Album Review: Descent - Order of Chaos
Reviewed by Sam Jones
Here we have an album that is one way to start up the new year in style. Descent, Australian extreme metal that sees a curious merging of death and black metal with Hardcore style, come to us with their sophomore album release. Formed in 2015 out of Queensland, the band released a Demo practically straight away however it would be a number of years before Towers Of Grandiosity, released in 2018, would at last give prospective fans their first real taster of what Descent were all about. Now, with another four years behind them they return with another slab of metal from down under in the form of Order To Chaos. I had this band on my list to check out so I thought I may as well see what Descent were indeed all about. This is Order To Chaos.
Since we’ve got less than 30 minutes runtime going on here, the band waste absolutely no time in subjecting you to all the accumulated malice this record holds in store for you. What I really took to heart early on was how completely savage and piercing the riffs are here, the guitar work delivers a crushing blow to your senses that much we can ascertain but there’s a dimension to the riff delivery that sees the band really target and single out your ears for what is in fact an uncomfortable and grating experience. I say “uncomfortable” in a positive manner however, this is a record that isn’t satisfied at holding your hand and ensuring your time with Descent is buttery smooth. The record thrashes you around, it beats and distorts your being and it has zero intention of seeing you come out of its ending sequences unscathed.
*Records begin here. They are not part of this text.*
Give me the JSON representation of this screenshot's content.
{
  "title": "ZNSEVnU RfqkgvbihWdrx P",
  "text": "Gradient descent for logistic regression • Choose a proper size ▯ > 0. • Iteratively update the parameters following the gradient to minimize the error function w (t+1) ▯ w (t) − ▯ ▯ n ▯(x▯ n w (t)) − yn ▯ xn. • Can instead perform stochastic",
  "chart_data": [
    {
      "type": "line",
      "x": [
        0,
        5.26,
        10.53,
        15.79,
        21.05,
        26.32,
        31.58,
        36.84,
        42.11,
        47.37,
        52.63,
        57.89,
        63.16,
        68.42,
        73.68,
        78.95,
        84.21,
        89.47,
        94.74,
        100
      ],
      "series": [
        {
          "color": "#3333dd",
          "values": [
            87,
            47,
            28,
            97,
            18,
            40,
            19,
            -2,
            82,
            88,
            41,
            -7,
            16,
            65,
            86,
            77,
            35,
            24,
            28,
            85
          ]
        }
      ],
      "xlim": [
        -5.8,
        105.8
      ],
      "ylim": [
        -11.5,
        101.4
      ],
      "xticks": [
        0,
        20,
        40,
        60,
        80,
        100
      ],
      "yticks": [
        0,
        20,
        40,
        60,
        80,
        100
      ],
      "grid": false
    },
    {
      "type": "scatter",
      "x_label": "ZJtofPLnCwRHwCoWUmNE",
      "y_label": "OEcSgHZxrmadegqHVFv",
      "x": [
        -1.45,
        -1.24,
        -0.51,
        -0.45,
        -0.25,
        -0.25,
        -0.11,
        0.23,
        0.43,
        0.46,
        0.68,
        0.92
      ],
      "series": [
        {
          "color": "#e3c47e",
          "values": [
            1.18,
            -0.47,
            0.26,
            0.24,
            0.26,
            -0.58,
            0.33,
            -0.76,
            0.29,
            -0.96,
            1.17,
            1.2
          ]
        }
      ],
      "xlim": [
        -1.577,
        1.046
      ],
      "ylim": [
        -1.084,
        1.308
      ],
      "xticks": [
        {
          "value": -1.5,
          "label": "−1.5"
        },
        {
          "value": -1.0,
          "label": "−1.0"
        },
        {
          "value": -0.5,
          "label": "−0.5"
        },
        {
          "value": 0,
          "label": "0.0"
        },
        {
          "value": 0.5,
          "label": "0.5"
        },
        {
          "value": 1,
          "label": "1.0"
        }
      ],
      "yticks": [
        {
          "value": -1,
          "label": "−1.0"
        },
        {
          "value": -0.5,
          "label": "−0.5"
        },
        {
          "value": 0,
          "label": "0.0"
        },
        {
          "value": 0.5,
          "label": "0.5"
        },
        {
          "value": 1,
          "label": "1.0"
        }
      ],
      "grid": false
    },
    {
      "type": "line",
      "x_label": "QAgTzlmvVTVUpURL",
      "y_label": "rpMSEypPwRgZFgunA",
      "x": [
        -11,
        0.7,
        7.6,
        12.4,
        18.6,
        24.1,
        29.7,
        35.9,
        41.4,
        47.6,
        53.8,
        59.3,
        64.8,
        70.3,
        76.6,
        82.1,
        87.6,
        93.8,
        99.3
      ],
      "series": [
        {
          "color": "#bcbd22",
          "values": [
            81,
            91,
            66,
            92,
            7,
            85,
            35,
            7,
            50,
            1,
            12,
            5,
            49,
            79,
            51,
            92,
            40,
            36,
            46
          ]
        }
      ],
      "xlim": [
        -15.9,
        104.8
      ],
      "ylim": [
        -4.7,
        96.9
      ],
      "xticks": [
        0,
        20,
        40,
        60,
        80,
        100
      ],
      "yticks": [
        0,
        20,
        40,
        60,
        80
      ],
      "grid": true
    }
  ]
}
What drew me to this uncompromising sound most of all I believe, was the unusual application of a Hardcore production aesthetic that’s mingled in rather well with the band’s otherwise blackened death metal songwriting. As you’re going along throughout the record you’ll pick up on the blackened affair, the blast beats are here in force but it’s always got this underlying Hardcore vibe going on in the background. It’s almost like what would happen if you took a Hardcore sound and pushed it to its absolute limits, or a demonstration of how else blackened death metal can have other elements incorporated into its minutiae. It’s like looking at extreme metal such as this, from a different angle. But it’s only in the production that the Hardcore element can be felt, there’s nothing superfluously Suicidal Tendencies or the like happening here. It’s very clearly a work of extreme metal, best exemplified through the instrumental aspects.
Vocally it’s one of the more penetrating and visceral performances I’ve heard in a little while. When I mentioned the uncomfortable experience earlier on, it’s primarily down to how the vocals have been applied to the record’s mix. For the most part the vocals sit pretty nicely within the riffs and drumming giving us a performance you’ll come to acknowledge as something that’s pretty rudimentary. But then you get sequences where the vocals will suddenly rise half an octave and you get these searing, banshee-like cries without the syllable longevity and it’s striking how it feels primed to molest and ardently caress your audible senses. It’s like the vocals are preciously reaching out of the album’s breadth and making you a part of its runtime because, they’ve broken down a type of fourth wall if you will by making you so aware of the vocal capabilities.
I feel like the drums, in the context of this record and how the rest of the album is directed towards us, are played and mixed into the album in such a way that they provide the levity and breathing room the audience would require. It’s exceedingly apparent that this is not a happy album, it’s not a record that is going to see you dancing through flower fields or help you host a smile across your face. The riffs and vocals and production craft a record that is conditioning you to feel crushed and in total despair. Compare this with the drumming which feels light, not so overtly taut and really allows you to feel those blast beats without them dominating the general soundscape. Even while the riffs are barrelling down at you, you’re always able to pick up on the drums and how their intensity paradoxically eases your experience of the record. The drums are as entertaining as you’d want them to be but, they serve also to alleviate your mind from what is an already ruthless performance.
In conclusion, if you’re after an album that doesn’t hold your hand and will absolutely rip your head right open then Descent might be the band for you. Seeing a release come New Years Day, Order To Chaos is sure to bash your senses back into your body and all the more so if you’re suffering any hangover following the previous evening’s celebrations. If this album doesn’t wake you up properly, I’m unsure if anything will. It’s a record that sports this conventional fusion of blackened death metal with a Hardcore aesthetic and frankly I wouldn’t mind seeing more of these odd combinations moving forward into the future. An album that is guaranteed to drag you kicking and screaming into 2022, Descent are an uncompromising band whose likewise sound is bound to bring in quite a few new fans. Australian extreme metal that binds you in as much as it spits you out.